Variety

ENGAGING CLUES STIR SOCIAL MEDIA CHATTER

Quiz show sees value in wide berth of content to be accessible to audience

- By DANIELLE TURCHIANO

“Jeopardy” may still feature the same format (three quiz rounds with three contestant­s) since its inception, but that doesn’t mean the long-running game show, now in its 35th year in syn- dication, hasn’t modernized for the times. In addition to releasing games in both card, video and app format, the show also often causes quite a stir on social media.

“We see all of the time that people play along at home,” says executive producer Harry Friedman. “It used to be that people may talk about the clues they saw on last night’s show with friends or family or co-workers. Now they go on Twitter and we can see the reactions in real-time.”

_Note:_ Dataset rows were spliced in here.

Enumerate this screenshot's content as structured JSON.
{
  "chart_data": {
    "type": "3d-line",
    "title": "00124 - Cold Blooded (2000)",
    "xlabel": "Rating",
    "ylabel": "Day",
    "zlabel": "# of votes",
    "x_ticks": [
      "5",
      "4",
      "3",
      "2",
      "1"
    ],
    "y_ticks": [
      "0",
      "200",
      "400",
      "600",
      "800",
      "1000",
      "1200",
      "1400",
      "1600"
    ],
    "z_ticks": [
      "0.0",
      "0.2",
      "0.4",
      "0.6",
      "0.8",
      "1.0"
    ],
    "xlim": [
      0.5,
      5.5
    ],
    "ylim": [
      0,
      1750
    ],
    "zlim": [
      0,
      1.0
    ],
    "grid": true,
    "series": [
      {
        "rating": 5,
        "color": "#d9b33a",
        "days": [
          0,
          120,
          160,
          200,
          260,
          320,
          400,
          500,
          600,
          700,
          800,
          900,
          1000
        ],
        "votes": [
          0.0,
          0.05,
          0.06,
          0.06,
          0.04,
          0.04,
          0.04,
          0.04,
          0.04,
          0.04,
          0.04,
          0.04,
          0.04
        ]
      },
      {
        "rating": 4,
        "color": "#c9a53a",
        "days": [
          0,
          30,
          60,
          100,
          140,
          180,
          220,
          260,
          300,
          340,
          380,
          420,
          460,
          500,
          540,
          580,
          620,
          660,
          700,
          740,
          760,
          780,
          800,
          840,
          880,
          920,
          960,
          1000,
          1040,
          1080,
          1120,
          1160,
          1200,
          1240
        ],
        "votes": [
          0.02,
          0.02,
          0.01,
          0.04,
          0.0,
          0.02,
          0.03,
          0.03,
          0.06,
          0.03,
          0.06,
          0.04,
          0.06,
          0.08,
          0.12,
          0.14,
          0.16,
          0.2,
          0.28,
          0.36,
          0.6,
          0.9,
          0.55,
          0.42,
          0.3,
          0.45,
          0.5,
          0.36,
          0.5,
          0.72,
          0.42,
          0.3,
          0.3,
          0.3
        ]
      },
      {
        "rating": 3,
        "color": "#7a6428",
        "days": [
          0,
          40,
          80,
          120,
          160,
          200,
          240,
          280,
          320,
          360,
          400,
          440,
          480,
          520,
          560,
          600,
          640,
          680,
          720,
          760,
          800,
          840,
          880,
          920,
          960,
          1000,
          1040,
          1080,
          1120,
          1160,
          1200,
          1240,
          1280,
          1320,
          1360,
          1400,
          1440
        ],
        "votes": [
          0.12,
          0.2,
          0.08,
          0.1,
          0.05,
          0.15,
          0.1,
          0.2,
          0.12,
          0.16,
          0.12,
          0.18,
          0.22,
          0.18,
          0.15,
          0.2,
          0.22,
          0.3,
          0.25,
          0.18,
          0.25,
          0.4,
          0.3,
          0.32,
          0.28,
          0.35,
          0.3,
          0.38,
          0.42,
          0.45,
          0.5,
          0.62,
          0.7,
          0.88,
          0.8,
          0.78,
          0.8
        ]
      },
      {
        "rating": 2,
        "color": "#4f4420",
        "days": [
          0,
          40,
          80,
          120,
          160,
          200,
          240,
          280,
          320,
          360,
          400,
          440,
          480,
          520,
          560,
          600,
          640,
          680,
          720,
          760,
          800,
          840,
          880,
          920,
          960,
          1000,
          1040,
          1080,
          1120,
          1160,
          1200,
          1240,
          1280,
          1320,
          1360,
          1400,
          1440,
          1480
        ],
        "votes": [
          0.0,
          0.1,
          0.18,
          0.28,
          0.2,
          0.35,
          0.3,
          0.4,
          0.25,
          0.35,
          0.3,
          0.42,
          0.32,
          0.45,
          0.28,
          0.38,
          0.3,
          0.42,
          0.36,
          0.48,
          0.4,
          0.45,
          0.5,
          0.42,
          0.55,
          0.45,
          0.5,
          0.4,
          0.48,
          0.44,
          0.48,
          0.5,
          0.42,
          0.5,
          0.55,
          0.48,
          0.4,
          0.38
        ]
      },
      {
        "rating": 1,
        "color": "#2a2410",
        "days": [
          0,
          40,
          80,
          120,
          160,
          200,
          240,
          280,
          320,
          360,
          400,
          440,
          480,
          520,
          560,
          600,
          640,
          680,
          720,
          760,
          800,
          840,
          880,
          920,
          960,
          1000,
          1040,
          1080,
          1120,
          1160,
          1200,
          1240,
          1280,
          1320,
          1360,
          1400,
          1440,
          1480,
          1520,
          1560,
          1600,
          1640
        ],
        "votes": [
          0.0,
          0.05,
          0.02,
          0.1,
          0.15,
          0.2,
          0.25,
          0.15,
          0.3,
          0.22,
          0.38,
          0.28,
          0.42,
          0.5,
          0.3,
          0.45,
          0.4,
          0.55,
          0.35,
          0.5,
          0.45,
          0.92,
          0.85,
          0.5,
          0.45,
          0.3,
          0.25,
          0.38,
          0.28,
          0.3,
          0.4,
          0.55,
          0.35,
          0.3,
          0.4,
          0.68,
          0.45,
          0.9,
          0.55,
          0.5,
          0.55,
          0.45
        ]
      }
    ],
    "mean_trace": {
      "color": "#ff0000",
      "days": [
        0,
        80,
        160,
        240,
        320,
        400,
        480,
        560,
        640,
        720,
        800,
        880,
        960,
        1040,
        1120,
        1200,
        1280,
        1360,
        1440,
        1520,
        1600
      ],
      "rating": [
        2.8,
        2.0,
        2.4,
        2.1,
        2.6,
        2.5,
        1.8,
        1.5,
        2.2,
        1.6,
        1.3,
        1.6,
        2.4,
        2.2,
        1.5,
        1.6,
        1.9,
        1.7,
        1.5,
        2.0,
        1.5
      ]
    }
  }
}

Friedman fondly recalls the moment last summer when Gal Gadot retweeted a post from the official “Jeopardy” Twitter account that showed highlights from the category about the “Wonder Woman” star. “A whole category?! ... I can’t [believe] it, I love this show,” she wrote. “Never thought I’d hear Gal Gadot for $600 and be so pleased!”

Gadot is far from the only one to interact with the show in such a way, though. Host Alex Trebek points out that when the show first started, those who would perform the best as contestant­s were “lawyers and teachers, but now we’re no longer restricted to that.” Noting that the show now attracts everyone from artists and musicians to bartenders, Trebek says the “fact that our material has broadened out so much, we now reach a greater audience” both in terms of contestant­s and viewers.

“The sphere of knowledge and of interests of our viewers has grown,” Friedman adds. In the increasing­ly crowded landscape that is television, Friedman feels it is imperative to keep the audience engaged by creating clues from topics about which they care. “We cover 61 clues every show, but if we see a trend and something isn’t working — if our viewers are not into, let’s say, some of the sports — then we will avoid making that an important part of our mix. ... We want to be relevant to our audience and stir that conversati­on.”